I am currently designing the scripting side of our engine. The idea is an entity-component system. That means most of the coding is done via jobs.
The language we are using is compatible to C. The actual implementation does not matter for this question. Basically, the application - written in C++ - calls the entry point for our scripting environment. User code is added to this environment, generating one library for client code and our code. Via some engine magic we then make the assembly aware of the jobs that were written by users. So far so good.
The design decision we are currently struggling with is how the scripting interacts with the renderer.
For that, a short brief of our architecture:
- Every module (Rendering, Audio, Physics) is laid out into dynamic libraries, so our scripting language can interact with them.
- Rendering is API-agnostic. Currently we have OpenGL and Dx12 in the making, OpenGL will get removed by Vulkan on the long run.
- The scripting language handles everything.
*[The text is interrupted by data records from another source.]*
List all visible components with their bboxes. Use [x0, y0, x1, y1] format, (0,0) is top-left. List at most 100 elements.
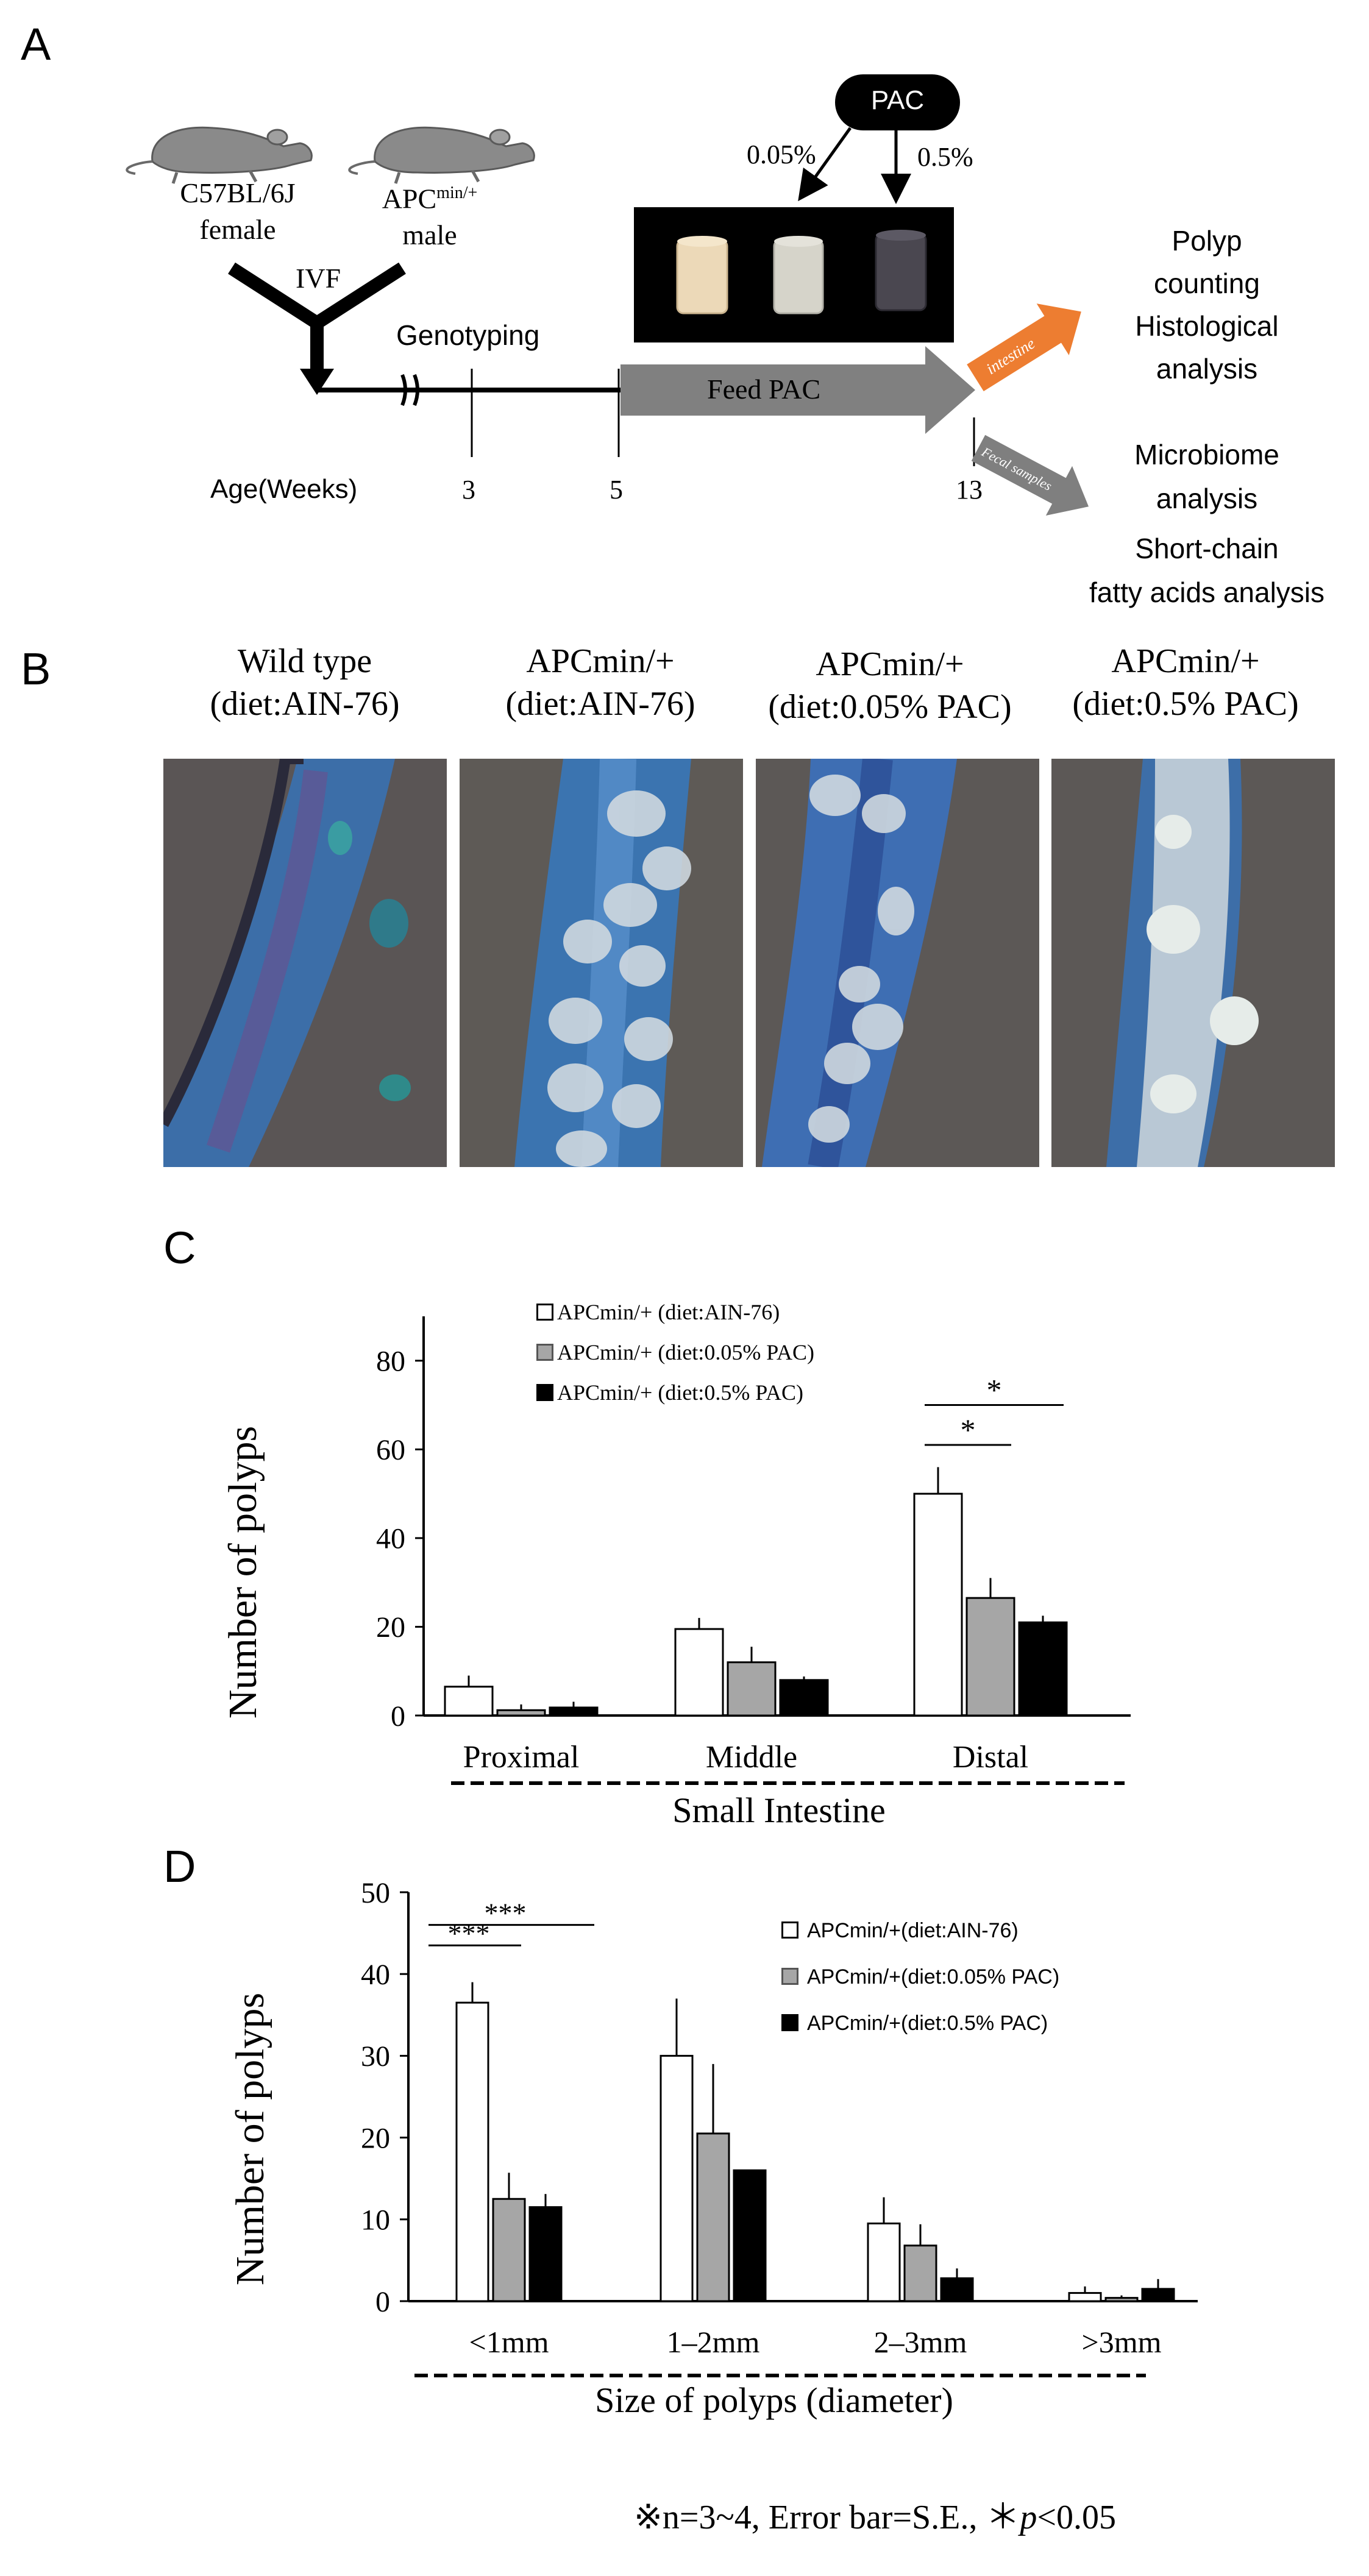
bar	[444, 1686, 494, 1717]
y-tick-label: 80	[376, 1346, 405, 1378]
category-label: >3mm	[1082, 2325, 1162, 2359]
significance-label: *	[961, 1413, 976, 1447]
bar	[903, 2244, 937, 2302]
bar	[779, 1679, 829, 1717]
group-label-4: APCmin/+ (diet:0.5% PAC)	[1072, 642, 1299, 723]
legend-swatch-gray	[781, 1968, 798, 1985]
bar	[733, 2169, 767, 2302]
chart-d-legend: APCmin/+(diet:AIN-76) APCmin/+(diet:0.05…	[781, 1907, 1059, 2046]
pellet-high-pac	[875, 230, 927, 311]
bar	[528, 2206, 563, 2302]
bar	[1018, 1621, 1068, 1717]
intestine-photo-apcmin-005pac	[756, 759, 1039, 1167]
y-tick-label: 40	[376, 1523, 405, 1555]
y-tick-label: 0	[375, 2286, 390, 2318]
pac-low-label: 0.05%	[747, 140, 816, 169]
panel-a-letter: A	[21, 19, 51, 69]
pac-badge-label: PAC	[870, 85, 925, 115]
legend-item: APCmin/+(diet:AIN-76)	[781, 1907, 1059, 1954]
bar	[696, 2132, 730, 2302]
bar	[1141, 2288, 1175, 2302]
pac-arrow-low	[798, 127, 852, 202]
category-label: Proximal	[463, 1740, 580, 1775]
bar	[913, 1492, 963, 1717]
chart-d-ylabel: Number of polyps	[228, 1993, 272, 2285]
timeline-break	[400, 374, 419, 406]
outcome-polyp-histology: Polyp counting Histological analysis	[1135, 225, 1279, 385]
legend-swatch-black	[781, 2014, 798, 2031]
chart-c-group-label: Small Intestine	[672, 1790, 886, 1830]
genotyping-label: Genotyping	[396, 319, 540, 351]
chart-c-polyps-by-region: 0 20 40 60 80 Proximal Middle Distal * * Number o…	[221, 1316, 1131, 1830]
feed-pac-label: Feed PAC	[707, 374, 821, 405]
outcome-microbiome-scfa: Microbiome analysis Short-chain fatty ac…	[1089, 439, 1325, 608]
week-3: 3	[462, 475, 475, 505]
footnote: ※n=3~4, Error bar=S.E., ＊p<0.05	[634, 2499, 1116, 2536]
pellet-control	[676, 236, 728, 314]
legend-item: APCmin/+ (diet:0.05% PAC)	[536, 1332, 814, 1372]
feed-pac-arrow	[620, 346, 975, 434]
bar	[549, 1706, 599, 1717]
panel-b-letter: B	[21, 644, 51, 694]
category-label: Distal	[953, 1740, 1028, 1775]
mouse-icon	[348, 126, 535, 184]
legend-item: APCmin/+ (diet:AIN-76)	[536, 1292, 814, 1332]
legend-swatch-white	[781, 1921, 798, 1939]
pac-high-label: 0.5%	[917, 142, 973, 172]
pellet-low-pac	[773, 236, 824, 314]
category-label: 2–3mm	[874, 2325, 967, 2359]
legend-swatch-gray	[536, 1344, 553, 1361]
mouse2-label: APCmin/+ male	[382, 183, 478, 251]
significance-label: *	[987, 1373, 1002, 1407]
y-tick-label: 20	[376, 1611, 405, 1644]
group-label-1: Wild type (diet:AIN-76)	[210, 642, 400, 723]
age-label: Age(Weeks)	[210, 474, 358, 504]
bar	[727, 1661, 777, 1717]
pac-badge	[835, 74, 960, 130]
ivf-label: IVF	[296, 263, 341, 294]
legend-item: APCmin/+(diet:0.05% PAC)	[781, 1954, 1059, 2000]
week-13: 13	[956, 475, 983, 505]
panel-a-diagram: intestine Fecal samples	[126, 74, 1089, 516]
mouse1-label: C57BL/6J female	[180, 177, 296, 245]
y-tick-label: 60	[376, 1434, 405, 1466]
bar	[965, 1597, 1015, 1717]
bar	[496, 1709, 546, 1717]
panel-d-letter: D	[163, 1841, 196, 1892]
category-label: 1–2mm	[667, 2325, 760, 2359]
legend-swatch-black	[536, 1384, 553, 1401]
bar	[867, 2223, 901, 2302]
intestine-photo-wild-type	[163, 759, 447, 1167]
y-tick-label: 10	[361, 2204, 390, 2237]
category-label: <1mm	[469, 2325, 549, 2359]
significance-label: ***	[448, 1918, 490, 1949]
intestine-photo-apcmin-ain76	[460, 759, 743, 1167]
intestine-photo-apcmin-05pac	[1051, 759, 1335, 1167]
legend-item: APCmin/+ (diet:0.5% PAC)	[536, 1372, 814, 1413]
group-label-2: APCmin/+ (diet:AIN-76)	[505, 642, 695, 723]
y-tick-label: 0	[391, 1700, 405, 1733]
y-tick-label: 20	[361, 2122, 390, 2154]
bar	[674, 1628, 724, 1717]
intestine-arrow: intestine	[967, 303, 1081, 392]
significance-label: ***	[485, 1898, 527, 1929]
bar	[1104, 2297, 1139, 2302]
y-tick-label: 40	[361, 1959, 390, 1991]
chart-c-ylabel: Number of polyps	[221, 1426, 265, 1719]
panel-c-letter: C	[163, 1222, 196, 1273]
chart-c-legend: APCmin/+ (diet:AIN-76) APCmin/+ (diet:0.…	[536, 1292, 814, 1413]
y-tick-label: 30	[361, 2040, 390, 2073]
chart-d-xlabel: Size of polyps (diameter)	[595, 2380, 953, 2420]
legend-item: APCmin/+(diet:0.5% PAC)	[781, 2000, 1059, 2046]
y-tick-label: 50	[361, 1877, 390, 1909]
group-label-3: APCmin/+ (diet:0.05% PAC)	[768, 645, 1012, 726]
week-5: 5	[610, 475, 623, 505]
bar	[660, 2054, 694, 2302]
category-label: Middle	[706, 1740, 797, 1775]
bar	[940, 2277, 974, 2302]
mouse-icon	[126, 126, 313, 184]
chart-d-polyps-by-size: 0 10 20 30 40 50 <1mm 1–2mm 2–3mm >3mm ****** Numb…	[228, 1877, 1198, 2420]
legend-swatch-white	[536, 1304, 553, 1321]
bar	[455, 2001, 489, 2302]
bar	[1068, 2292, 1102, 2302]
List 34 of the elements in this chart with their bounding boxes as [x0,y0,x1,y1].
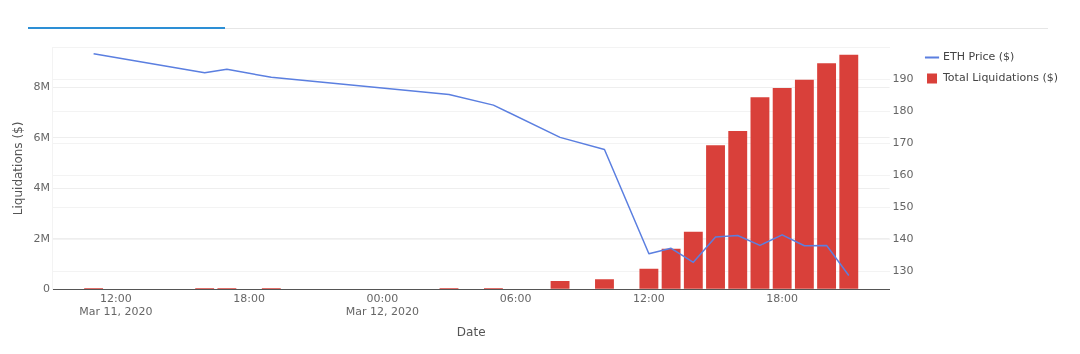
y2-tick-label: 180 [892,104,914,118]
bar [728,130,748,289]
legend-label: Total Liquidations ($) [942,71,1058,85]
x-axis-title: Date [456,324,486,339]
bar [839,54,859,289]
bar [639,268,659,289]
y2-tick-label: 130 [892,264,914,278]
x-tick-label: 12:00 [633,291,665,305]
y2-tick-label: 150 [892,200,914,214]
y2-tick-label: 140 [892,232,914,246]
x-tick-label: 18:00 [233,291,265,305]
y2-tick-label: 190 [892,72,914,86]
bar [750,97,770,289]
y2-tick-label: 170 [892,136,914,150]
x-tick-label: 06:00 [499,291,532,305]
y-tick-label: 0 [42,282,50,296]
y-tick-label: 4M [33,181,50,195]
bar [661,248,681,289]
y-tick-label: 8M [33,80,50,94]
y-axis-title: Liquidations ($) [11,121,26,216]
bar [706,145,725,289]
x-tick-label: 12:00 Mar 11, 2020 [79,291,153,318]
legend-label: ETH Price ($) [943,50,1015,64]
y2-tick-label: 160 [892,168,914,182]
bar [595,279,614,289]
y-tick-label: 2M [33,231,50,245]
bar [794,79,814,289]
y-tick-label: 6M [33,130,50,144]
bar [772,87,792,289]
bar [683,231,703,289]
bar [550,281,570,289]
bar [817,63,837,289]
x-tick-label: 18:00 [766,291,799,305]
x-tick-label: 00:00 Mar 12, 2020 [345,291,419,318]
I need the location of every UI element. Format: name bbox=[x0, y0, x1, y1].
Only the high-performance critical systems are C++ dynamic libraries.
That having said, when interacting with the renderer we have two concepts. We want to decide which one to implement, but are unsure. The techniques here are simplified, in the actual engine there are of course some managers etc. going on.
-
- Every mesh instance issues a drawcall once per frame.
- The renderer has a
draw
method - Requires fewer instructions
- Every mesh calls
draw
for themselves, once per frame - Does mean that some meshes will be drawn before other entities even had their logic running
-
- Every mesh instance issues a draw request once per frame.
- The renderer has a
render
method - The assembly calls
render
after all jobs is finished - The GPU can run every drawcall at once
- The GPU can only start rendering once the whole frame is finished on the assembly side.
Each of the systems has their pros and cons. Personally, system 2 makes the most sense to me as the renderer is fully responsible for rendering and only gets instructed. Furthermore, APIs like DX12 and Vulkan are already command-based, so this follows the API rules in some way.
Though I have seen many people do the drawcalls on a per mesh basis. There might be some advantages to that, but I feel like architecture 2 is more robust and scalable.